His Parisian circle of friends included Pablo Picasso, Robert Delauney, André Donoyer de Segonzac, and Henri Rousseau. Weber could not have arrived in Paris at a more opportune time. Matisse was exploring the brilliant colors of Persia; Picasso was experimenting with the planar surfaces of African masks and beginning to develop the theories of what became known as Cubism. Weber understood and appreciated these new ideas, but was most influenced by Paul Cézanne’s unique depiction of space in paintings he saw at the Salon d’Automne in 1906 and 1907. (2)

Although Weber produced a series of cubist-inspired abstract paintings from 1915 to 1918, after 1919 all of his work was representational; his subjects were still life, landscape, and genre scenes of recent immigrants and the working class.

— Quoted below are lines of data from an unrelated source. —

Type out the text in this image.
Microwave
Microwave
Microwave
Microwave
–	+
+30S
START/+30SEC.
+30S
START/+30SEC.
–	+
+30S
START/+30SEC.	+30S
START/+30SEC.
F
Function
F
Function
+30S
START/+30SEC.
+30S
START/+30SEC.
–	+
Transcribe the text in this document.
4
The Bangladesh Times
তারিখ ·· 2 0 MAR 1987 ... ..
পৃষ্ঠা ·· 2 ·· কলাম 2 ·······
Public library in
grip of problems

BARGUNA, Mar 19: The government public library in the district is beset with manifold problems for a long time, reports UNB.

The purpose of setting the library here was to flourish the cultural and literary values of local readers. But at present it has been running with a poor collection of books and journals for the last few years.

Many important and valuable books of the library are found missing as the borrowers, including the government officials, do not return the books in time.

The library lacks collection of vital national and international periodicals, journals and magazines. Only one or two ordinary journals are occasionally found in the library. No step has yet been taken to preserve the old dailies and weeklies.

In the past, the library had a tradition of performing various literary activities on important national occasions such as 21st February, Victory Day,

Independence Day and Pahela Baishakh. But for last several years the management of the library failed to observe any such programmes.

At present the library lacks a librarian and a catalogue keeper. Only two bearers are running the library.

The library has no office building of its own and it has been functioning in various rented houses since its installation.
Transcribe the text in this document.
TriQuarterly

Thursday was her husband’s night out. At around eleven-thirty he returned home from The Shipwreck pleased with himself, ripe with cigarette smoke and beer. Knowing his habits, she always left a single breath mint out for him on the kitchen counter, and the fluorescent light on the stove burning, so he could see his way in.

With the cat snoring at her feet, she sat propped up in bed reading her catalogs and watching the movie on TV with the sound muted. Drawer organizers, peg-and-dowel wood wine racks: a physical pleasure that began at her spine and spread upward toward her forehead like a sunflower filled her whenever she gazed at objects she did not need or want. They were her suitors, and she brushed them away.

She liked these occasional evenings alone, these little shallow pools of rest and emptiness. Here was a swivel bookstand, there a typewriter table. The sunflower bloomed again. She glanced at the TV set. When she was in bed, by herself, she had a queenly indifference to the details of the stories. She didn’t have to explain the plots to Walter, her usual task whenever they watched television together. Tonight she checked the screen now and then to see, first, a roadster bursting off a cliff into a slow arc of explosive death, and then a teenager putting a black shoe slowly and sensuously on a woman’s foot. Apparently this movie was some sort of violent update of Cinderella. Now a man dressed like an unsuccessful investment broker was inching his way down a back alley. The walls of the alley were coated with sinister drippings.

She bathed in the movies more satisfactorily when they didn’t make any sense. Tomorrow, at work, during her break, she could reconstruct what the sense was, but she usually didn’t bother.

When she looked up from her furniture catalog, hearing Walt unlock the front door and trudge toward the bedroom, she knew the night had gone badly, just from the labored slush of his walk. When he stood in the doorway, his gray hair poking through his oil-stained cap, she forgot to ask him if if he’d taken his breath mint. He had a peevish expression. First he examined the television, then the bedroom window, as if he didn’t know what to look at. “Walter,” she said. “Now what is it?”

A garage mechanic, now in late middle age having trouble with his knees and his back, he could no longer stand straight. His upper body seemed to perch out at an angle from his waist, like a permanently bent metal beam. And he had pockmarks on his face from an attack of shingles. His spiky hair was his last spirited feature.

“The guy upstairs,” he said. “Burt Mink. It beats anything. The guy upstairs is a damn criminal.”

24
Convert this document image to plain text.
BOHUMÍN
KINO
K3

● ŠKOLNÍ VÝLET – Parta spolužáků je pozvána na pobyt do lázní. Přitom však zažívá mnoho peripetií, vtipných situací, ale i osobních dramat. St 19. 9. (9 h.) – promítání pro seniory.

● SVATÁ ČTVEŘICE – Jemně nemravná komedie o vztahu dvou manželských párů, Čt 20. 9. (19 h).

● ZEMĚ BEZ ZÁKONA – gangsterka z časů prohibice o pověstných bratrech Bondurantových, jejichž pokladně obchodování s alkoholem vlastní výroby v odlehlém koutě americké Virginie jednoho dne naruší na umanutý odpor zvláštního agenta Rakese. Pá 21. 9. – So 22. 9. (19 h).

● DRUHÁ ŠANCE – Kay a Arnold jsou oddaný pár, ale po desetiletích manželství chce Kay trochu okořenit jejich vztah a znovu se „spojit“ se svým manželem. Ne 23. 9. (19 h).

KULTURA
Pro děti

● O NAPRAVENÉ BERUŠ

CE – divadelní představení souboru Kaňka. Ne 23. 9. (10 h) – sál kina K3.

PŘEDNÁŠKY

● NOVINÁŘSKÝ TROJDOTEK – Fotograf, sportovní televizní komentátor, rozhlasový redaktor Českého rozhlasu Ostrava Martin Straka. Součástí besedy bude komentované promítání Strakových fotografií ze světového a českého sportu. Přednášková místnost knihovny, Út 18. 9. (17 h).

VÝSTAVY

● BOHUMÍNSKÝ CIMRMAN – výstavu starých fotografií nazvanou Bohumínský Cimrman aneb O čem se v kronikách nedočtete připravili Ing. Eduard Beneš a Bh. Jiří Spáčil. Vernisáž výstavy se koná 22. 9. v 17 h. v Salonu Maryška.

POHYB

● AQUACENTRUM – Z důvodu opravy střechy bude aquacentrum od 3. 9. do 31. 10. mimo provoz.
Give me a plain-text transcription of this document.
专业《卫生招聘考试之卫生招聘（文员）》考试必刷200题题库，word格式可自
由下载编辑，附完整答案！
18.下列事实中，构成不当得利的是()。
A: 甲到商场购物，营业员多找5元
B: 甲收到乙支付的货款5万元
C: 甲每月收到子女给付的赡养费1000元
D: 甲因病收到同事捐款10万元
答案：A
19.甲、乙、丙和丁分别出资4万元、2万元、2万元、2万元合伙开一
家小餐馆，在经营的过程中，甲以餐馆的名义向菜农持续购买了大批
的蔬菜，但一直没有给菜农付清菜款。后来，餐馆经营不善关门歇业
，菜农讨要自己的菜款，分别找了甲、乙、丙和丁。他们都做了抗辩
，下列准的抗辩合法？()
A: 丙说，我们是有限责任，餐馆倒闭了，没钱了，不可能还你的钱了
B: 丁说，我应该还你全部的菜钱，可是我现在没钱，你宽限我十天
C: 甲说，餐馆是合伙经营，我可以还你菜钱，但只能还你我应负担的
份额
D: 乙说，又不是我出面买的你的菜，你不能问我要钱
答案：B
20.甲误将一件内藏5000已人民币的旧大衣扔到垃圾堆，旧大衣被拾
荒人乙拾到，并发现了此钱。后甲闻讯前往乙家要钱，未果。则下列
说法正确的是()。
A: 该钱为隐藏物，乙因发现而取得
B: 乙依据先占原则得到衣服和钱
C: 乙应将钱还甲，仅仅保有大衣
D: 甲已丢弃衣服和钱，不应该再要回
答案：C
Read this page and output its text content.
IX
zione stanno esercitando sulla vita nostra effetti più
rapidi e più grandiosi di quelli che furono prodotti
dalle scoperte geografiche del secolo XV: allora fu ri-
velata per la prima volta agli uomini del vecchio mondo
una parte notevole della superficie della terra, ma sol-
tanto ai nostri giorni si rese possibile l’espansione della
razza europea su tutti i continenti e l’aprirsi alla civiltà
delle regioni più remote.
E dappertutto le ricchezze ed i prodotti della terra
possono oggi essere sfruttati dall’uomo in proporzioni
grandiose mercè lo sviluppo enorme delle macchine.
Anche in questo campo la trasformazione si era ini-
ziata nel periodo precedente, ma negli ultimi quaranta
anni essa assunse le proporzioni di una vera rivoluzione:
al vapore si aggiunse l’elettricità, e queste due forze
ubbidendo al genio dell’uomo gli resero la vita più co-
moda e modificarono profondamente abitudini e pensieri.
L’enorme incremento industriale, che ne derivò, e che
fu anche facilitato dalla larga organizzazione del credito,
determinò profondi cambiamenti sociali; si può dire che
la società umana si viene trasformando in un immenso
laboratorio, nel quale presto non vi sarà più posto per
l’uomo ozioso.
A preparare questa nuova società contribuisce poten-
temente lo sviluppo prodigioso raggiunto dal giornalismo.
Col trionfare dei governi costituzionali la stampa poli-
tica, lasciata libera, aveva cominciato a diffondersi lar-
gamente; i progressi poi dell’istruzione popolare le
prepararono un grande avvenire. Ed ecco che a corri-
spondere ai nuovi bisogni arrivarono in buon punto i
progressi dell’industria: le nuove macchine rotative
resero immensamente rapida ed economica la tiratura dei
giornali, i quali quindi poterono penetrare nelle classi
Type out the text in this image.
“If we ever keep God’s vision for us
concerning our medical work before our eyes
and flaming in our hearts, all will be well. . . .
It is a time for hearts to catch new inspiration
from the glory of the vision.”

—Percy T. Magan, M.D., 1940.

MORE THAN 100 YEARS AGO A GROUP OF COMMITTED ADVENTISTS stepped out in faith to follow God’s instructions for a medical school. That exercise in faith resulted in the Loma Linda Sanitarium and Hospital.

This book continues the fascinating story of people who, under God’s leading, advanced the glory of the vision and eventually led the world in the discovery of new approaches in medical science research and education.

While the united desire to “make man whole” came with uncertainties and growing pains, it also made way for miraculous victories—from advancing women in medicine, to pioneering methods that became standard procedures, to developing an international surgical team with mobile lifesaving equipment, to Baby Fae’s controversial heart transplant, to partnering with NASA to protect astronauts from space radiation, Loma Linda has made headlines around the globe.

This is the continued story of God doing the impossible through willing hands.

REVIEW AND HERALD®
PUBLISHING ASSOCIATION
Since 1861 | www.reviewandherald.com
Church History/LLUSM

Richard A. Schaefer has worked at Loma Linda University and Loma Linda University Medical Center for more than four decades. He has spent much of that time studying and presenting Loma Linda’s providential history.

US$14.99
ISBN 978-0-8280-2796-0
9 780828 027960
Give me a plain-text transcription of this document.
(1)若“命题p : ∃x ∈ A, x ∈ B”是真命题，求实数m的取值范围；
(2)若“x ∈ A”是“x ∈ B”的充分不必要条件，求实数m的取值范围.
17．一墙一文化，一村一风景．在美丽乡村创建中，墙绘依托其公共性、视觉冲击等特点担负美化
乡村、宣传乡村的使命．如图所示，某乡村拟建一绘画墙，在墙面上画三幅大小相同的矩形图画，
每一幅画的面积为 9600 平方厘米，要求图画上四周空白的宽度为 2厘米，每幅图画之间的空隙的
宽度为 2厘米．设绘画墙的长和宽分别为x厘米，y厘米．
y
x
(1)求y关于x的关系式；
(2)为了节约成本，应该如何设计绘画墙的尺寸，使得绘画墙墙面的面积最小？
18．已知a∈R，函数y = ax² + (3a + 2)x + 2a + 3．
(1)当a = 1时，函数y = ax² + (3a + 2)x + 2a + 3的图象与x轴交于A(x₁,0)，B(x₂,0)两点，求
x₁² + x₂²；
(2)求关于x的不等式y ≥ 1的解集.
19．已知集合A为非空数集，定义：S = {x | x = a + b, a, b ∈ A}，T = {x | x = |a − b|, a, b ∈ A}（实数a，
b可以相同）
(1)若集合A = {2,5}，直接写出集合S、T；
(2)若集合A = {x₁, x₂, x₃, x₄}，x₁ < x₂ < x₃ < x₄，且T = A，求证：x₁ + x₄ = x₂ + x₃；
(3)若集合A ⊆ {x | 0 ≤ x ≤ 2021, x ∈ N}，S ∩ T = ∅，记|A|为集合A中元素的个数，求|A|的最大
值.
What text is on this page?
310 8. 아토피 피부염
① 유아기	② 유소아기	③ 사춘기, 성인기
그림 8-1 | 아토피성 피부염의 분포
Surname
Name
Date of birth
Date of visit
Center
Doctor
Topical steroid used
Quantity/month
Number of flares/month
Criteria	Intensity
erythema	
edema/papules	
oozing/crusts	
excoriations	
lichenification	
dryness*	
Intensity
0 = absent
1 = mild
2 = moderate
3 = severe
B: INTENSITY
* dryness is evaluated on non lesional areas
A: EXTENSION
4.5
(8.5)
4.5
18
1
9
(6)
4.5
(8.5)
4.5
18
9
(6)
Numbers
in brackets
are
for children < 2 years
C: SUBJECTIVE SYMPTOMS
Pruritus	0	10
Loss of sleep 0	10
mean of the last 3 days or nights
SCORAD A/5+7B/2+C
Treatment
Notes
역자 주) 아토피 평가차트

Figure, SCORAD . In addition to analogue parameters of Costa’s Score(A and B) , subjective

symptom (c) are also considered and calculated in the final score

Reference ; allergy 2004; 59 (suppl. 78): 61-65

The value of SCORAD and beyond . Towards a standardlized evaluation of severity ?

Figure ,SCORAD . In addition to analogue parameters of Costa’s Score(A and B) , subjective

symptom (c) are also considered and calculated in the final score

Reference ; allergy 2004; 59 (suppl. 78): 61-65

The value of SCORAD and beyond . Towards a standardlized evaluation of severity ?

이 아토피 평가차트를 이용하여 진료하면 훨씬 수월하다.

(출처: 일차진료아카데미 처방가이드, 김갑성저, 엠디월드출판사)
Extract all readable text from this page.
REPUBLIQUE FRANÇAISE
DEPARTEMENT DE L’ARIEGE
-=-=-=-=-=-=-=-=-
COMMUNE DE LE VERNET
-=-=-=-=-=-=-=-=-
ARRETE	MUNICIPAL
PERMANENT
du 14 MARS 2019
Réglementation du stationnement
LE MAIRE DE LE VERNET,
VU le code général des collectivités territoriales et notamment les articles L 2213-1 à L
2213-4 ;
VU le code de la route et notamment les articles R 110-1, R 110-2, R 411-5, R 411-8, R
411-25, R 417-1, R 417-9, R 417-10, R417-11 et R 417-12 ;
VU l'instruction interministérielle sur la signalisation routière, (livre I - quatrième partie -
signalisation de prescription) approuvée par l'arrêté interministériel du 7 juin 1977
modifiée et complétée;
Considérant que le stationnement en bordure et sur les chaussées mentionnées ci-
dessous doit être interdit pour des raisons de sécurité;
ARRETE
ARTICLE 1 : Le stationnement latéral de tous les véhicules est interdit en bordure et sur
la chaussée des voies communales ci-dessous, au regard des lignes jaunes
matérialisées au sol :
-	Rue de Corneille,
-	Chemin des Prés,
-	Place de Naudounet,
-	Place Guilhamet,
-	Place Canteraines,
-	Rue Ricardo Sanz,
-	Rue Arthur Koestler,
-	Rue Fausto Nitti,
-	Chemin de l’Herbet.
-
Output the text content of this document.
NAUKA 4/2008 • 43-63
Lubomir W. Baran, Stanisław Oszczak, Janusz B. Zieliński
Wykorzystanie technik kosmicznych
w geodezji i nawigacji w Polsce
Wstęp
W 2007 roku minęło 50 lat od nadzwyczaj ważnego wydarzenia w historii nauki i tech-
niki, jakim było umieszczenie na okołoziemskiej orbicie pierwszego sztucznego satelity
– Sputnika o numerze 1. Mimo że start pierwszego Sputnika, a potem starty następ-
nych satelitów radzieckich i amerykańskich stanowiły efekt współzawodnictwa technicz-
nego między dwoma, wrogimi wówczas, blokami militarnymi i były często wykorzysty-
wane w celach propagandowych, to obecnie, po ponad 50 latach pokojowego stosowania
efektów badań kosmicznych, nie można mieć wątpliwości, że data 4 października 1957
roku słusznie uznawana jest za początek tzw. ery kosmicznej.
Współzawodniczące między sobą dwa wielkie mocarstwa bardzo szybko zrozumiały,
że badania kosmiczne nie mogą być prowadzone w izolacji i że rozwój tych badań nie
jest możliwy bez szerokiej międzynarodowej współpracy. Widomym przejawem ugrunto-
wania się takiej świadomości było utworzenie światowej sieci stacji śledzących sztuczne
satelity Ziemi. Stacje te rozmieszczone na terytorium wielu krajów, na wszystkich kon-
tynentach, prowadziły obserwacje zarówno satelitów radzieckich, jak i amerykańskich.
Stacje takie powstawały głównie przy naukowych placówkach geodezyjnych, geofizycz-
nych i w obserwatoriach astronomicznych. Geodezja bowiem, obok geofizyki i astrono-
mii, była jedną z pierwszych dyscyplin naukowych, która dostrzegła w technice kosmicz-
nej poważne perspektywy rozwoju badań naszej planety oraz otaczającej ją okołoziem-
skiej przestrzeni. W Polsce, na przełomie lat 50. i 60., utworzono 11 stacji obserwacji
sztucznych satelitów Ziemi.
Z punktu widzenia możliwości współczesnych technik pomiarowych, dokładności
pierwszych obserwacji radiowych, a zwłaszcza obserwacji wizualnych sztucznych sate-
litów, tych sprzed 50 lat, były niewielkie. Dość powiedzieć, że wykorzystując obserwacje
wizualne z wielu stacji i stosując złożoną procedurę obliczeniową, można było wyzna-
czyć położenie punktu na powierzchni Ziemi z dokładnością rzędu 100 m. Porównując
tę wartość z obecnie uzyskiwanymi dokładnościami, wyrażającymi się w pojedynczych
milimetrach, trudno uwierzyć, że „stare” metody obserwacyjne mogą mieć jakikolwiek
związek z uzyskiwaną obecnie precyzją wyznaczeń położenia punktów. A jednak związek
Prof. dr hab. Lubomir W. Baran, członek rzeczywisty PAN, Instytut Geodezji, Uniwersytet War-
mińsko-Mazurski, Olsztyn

From the 1940s on, Weber developed a more emotional, expressionist approach in his work. When he returned to the United States in 1909, his new style of painting brought hostile reactions. The next year he met Alfred Stieglitz, art dealer and photographer, who understood Weber’s modernist vocabulary. Stieglitz provided Weber with moral and financial support and exhibited his work with a handful of contemporary American modernists. (3) Weber assisted Stieglitz by organizing exhibitions.

However, the artist’s association with Stieglitz would be short-lived, for he continued to develop independent theories of modern art and soon fell out of favor with Stieglitz and his circle. Weber was invited to participate in the Armory Show in 1913, but he withdrew after learning that only two of his pictures had been accepted, whereas eight or ten images by his French counterparts would be exhibited. (4) But the slight was soon forgotten. That same year Weber had a successful solo show at the Newark Museum of Art, the first ever devoted to an American modernist artist.

He experimented with sculpture, both figurative and abstract, and wrote poetry and treatises on modernist theories. He exhibited at the Whitney Museum of American Art, the Museum of Modern Art, and the Art Institute of Chicago, among others.